Deep neural networks (DNNs) have been the focus of much research and development in the last few years as the uptake of artificial intelligence in a number of application areas has grown rapidly. Although a lot of research has been carried out in developing new deep learning models and techniques, making deep learning models computationally affordable and accessible is still a challenge.

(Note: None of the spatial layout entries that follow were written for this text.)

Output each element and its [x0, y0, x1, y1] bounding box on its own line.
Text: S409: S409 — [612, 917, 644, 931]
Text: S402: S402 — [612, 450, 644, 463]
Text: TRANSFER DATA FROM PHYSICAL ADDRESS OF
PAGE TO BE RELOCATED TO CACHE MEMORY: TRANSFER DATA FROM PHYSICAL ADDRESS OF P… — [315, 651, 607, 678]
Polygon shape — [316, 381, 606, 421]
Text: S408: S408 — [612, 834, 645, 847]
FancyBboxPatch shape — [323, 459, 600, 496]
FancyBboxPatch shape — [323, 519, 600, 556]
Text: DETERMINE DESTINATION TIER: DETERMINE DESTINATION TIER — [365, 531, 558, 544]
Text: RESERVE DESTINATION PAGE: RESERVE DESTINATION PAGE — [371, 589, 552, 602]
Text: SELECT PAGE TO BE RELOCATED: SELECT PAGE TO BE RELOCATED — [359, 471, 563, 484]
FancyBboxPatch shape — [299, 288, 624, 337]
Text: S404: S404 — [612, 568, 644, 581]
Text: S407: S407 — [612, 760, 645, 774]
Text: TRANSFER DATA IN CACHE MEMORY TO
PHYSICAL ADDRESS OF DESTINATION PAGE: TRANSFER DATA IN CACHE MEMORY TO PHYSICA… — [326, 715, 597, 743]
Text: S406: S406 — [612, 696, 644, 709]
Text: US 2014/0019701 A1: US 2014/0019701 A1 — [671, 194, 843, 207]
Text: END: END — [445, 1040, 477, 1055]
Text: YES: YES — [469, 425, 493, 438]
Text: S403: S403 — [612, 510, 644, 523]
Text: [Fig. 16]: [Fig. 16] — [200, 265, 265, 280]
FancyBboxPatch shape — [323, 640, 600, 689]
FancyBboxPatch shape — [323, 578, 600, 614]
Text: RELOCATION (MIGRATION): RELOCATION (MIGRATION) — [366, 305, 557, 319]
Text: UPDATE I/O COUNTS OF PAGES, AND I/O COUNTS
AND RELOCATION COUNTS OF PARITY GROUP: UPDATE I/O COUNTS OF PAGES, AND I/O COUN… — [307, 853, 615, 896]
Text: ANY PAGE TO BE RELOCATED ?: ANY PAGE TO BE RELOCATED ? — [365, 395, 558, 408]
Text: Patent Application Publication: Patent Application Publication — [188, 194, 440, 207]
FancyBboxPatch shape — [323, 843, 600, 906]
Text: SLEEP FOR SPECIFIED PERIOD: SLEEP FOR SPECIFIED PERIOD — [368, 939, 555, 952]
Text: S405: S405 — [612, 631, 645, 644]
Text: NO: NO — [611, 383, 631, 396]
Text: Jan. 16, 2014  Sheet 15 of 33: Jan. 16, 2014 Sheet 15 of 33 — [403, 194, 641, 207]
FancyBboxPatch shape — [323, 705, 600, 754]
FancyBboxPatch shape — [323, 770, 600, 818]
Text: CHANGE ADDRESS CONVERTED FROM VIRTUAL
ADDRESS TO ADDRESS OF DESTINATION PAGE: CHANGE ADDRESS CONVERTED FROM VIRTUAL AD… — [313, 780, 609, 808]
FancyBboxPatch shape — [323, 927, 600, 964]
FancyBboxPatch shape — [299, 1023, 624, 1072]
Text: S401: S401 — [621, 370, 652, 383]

One way to accelerate computation in a deep neural network is to use less precision for computation. This is called quantization (Hubara et al., 2018). In deep learning, quantization is a technique to reduce memory consumption as well as the computation time of deep neural networks. In contrast, floating-point operations are slower and more costly (in terms of power consumption and the required area in a silicon chip) compared to fixed-point and integer operations. For instance, in a 45nm process, 32-bit integer multiplication and addition take 3.1 pJ (pico joules) and 0.1pJ, respectively (Horowitz, 2014). However, to do the same operation with floating-point values, it requires 3.7 pJ for multiplication and 0.9 pj for addition. On the other hand, using integer operands make the computation process faster. As an example in Intel Core i7 4770 running at 3.4GHz multiplication is more than 3 times faster for fixed-point data types compared to floating-point datatypes (LIMARE, LIMARE).

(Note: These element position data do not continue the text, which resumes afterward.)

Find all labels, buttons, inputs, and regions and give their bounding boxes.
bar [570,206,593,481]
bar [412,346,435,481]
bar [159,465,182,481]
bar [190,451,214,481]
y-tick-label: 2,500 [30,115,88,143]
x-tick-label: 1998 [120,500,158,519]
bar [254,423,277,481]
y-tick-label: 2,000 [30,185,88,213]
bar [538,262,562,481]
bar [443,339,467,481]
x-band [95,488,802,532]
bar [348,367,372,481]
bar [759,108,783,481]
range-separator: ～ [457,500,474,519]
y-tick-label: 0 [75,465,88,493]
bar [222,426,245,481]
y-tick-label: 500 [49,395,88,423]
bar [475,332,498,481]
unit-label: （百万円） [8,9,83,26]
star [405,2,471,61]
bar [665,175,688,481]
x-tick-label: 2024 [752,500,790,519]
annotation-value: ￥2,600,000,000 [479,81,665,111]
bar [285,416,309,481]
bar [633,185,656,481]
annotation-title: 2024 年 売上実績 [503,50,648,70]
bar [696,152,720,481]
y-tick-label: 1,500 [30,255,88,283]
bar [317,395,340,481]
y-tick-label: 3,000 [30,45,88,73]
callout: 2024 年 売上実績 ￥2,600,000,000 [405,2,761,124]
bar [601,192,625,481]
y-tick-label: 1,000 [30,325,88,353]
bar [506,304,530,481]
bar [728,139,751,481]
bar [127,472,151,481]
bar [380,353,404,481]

To benefit from quantization in a neural network, one must use a hardware that supports low precision computation. At the time of writing this documentation, there are no commercially available general processors (CPU or GPU) that can efficiently store and load sub-8-bit parameters of a neural network. Also, the general processors are not equipped with customized hardware to perform arbitrary precision computation. Hence, to fully benefit from quantization, one should consider designing custom ASICS. This document provides technical details for BARVINN: a Barrel RISC-V Neural Network Accelerator Engine. The main purpose of designing BARVINN was to fill the need for arbitrary precision computation in neural networks.

This documentation tries to help users and developers use BARVINN in their projects or improve it depending on their custom computation needs.